Setiap orang tua akan memiliki alasan sendiri dalam memberikan nama pada anaknya. Hanya saja kebebasan tersebut terbatasi oleh tata-cara dan aturan dalam memberikan nama pada anak. Tata-cara dalam memberikan nama merupkan sebuah aturan yang tidak tertulis yang bersifat tidak baku yang berlaku di masyarakat. Melalui aturan inilah yang menudian menjadikan sebuah nama dalam kelompok masyarakat secara garis besar akan memiliki kemiripan.

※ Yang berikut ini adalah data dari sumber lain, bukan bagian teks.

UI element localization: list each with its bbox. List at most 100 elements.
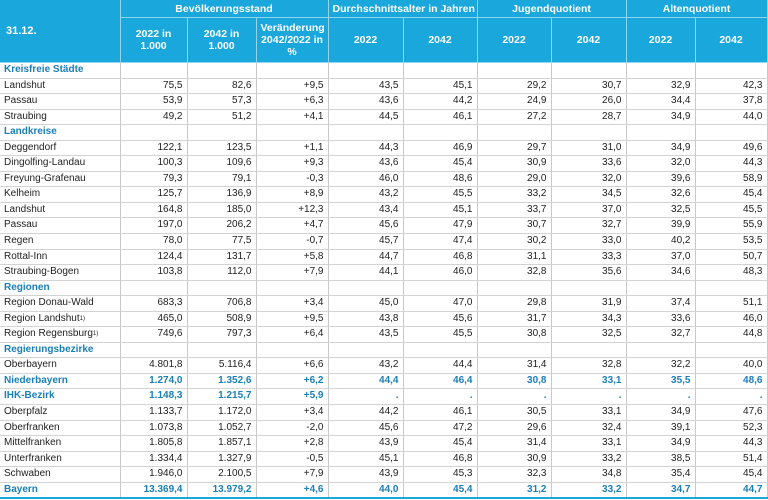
row-label-text: Region Regensburg [4,328,93,340]
empty-cell [551,124,627,141]
value-cell: 683,3 [120,295,188,312]
value-cell: 31,4 [477,357,552,374]
value-cell: 45,3 [403,466,478,483]
value-cell: 33,1 [551,404,627,421]
empty-cell [551,62,627,79]
value-cell: 136,9 [187,186,257,203]
value-cell: 749,6 [120,326,188,343]
table-row: Dingolfing-Landau 100,3 109,6 +9,3 43,6 45,4 3… [0,155,768,172]
row-label: IHK-Bezirk [0,388,121,406]
value-cell: 31,4 [477,435,552,452]
value-cell: 49,6 [695,140,768,157]
value-cell: +6,4 [256,326,329,343]
footnote-marker: 1) [92,331,99,338]
value-cell: 30,7 [551,78,627,95]
row-label-text: Oberfranken [4,421,60,433]
row-label-text: Dingolfing-Landau [4,157,86,169]
value-cell: 45,1 [328,451,404,468]
value-cell: 46,1 [403,404,478,421]
value-cell: 1.334,4 [120,451,188,468]
value-cell: 185,0 [187,202,257,219]
value-cell: 1.133,7 [120,404,188,421]
value-cell: 508,9 [187,311,257,328]
table-row: Rottal-Inn 124,4 131,7 +5,8 44,7 46,8 31,1 33,3… [0,249,768,266]
row-label: Bayern [0,482,121,500]
col-header-old-2022: 2022 [626,17,696,63]
value-cell: 44,0 [695,109,768,126]
value-cell: 706,8 [187,295,257,312]
value-cell: 43,4 [328,202,404,219]
row-label: Deggendorf [0,140,121,157]
value-cell: 1.148,3 [120,388,188,406]
value-cell: 43,2 [328,357,404,374]
table-row: Passau 53,9 57,3 +6,3 43,6 44,2 24,9 26,0 34,4 37… [0,93,768,110]
value-cell: 31,2 [477,482,552,500]
value-cell: 44,7 [328,249,404,266]
row-label-text: Oberbayern [4,359,57,371]
value-cell: 46,1 [403,109,478,126]
value-cell: 45,5 [403,186,478,203]
value-cell: 51,4 [695,451,768,468]
empty-cell [626,124,696,141]
empty-cell [695,342,768,359]
row-label-text: Straubing [4,110,47,122]
value-cell: 29,0 [477,171,552,188]
row-label: Dingolfing-Landau [0,155,121,172]
col-header-youth-2022: 2022 [477,17,552,63]
value-cell: 44,0 [328,482,404,500]
value-cell: 46,4 [403,373,478,390]
row-label: Unterfranken [0,451,121,468]
value-cell: +2,8 [256,435,329,452]
value-cell: +8,9 [256,186,329,203]
value-cell: 34,6 [626,264,696,281]
value-cell: 27,2 [477,109,552,126]
value-cell: -0,5 [256,451,329,468]
value-cell: 39,6 [626,171,696,188]
value-cell: 31,7 [477,311,552,328]
table-row: Landshut 164,8 185,0 +12,3 43,4 45,1 33,7 37,0 3… [0,202,768,219]
value-cell: 57,3 [187,93,257,110]
value-cell: 1.172,0 [187,404,257,421]
value-cell: 33,1 [551,435,627,452]
row-label-text: Straubing-Bogen [4,266,80,278]
value-cell: 45,1 [403,202,478,219]
empty-cell [120,280,188,297]
empty-cell [626,62,696,79]
empty-cell [256,280,329,297]
col-header-old-2042: 2042 [695,17,768,63]
value-cell: 34,5 [551,186,627,203]
value-cell: 34,3 [551,311,627,328]
value-cell: 103,8 [120,264,188,281]
value-cell: 131,7 [187,249,257,266]
value-cell: 1.805,8 [120,435,188,452]
value-cell: +3,4 [256,404,329,421]
section-row: Kreisfreie Städte [0,62,768,79]
value-cell: 29,8 [477,295,552,312]
value-cell: 37,0 [551,202,627,219]
row-label-text: Passau [4,95,38,107]
value-cell: 55,9 [695,217,768,235]
row-label-text: Freyung-Grafenau [4,172,86,184]
row-label: Schwaben [0,466,121,483]
value-cell: 33,6 [626,311,696,328]
value-cell: 37,0 [626,249,696,266]
empty-cell [328,62,404,79]
value-cell: 39,9 [626,217,696,235]
section-row: Regierungsbezirke [0,342,768,359]
value-cell: 100,3 [120,155,188,172]
value-cell: 30,5 [477,404,552,421]
value-cell: 47,6 [695,404,768,421]
col-header-pop-2042: 2042 in 1.000 [187,17,257,63]
table-row: IHK-Bezirk 1.148,3 1.215,7 +5,9...... [0,388,768,406]
empty-cell [403,280,478,297]
col-header-age-2042: 2042 [403,17,478,63]
table-row: Oberfranken 1.073,8 1.052,7 -2,0 45,6 47,2 29,… [0,420,768,437]
row-label: Straubing [0,109,121,126]
value-cell: 13.369,4 [120,482,188,500]
value-cell: 45,4 [403,155,478,172]
empty-cell [120,62,188,79]
value-cell: 124,4 [120,249,188,266]
value-cell: 29,7 [477,140,552,157]
value-cell: 44,4 [328,373,404,390]
value-cell: 33,2 [551,482,627,500]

Nilai-nilai dalam pemberian nama dari orang tua biasanya akan terlihat dari nama yang dikenakan oleh setiap penyandangnya. Nilai tersebut tentunya juga merupakan sebuah do’a dari orang yang memberikan nama. Sebagai sebuah refresentasi akan suatu nilai yang sudah diberikan, tanpa disadari keberadaan sebuah nama akan memiliki arti yang penting dalam sebuah kelompok masyarakat. Adapun kandungan nilai dalam sebuah nama umumnya yang tersebar di masyarakat Balaraja yakni adanya harapan dan untuk mengingat sebuah peristiwa/kejadian (moment).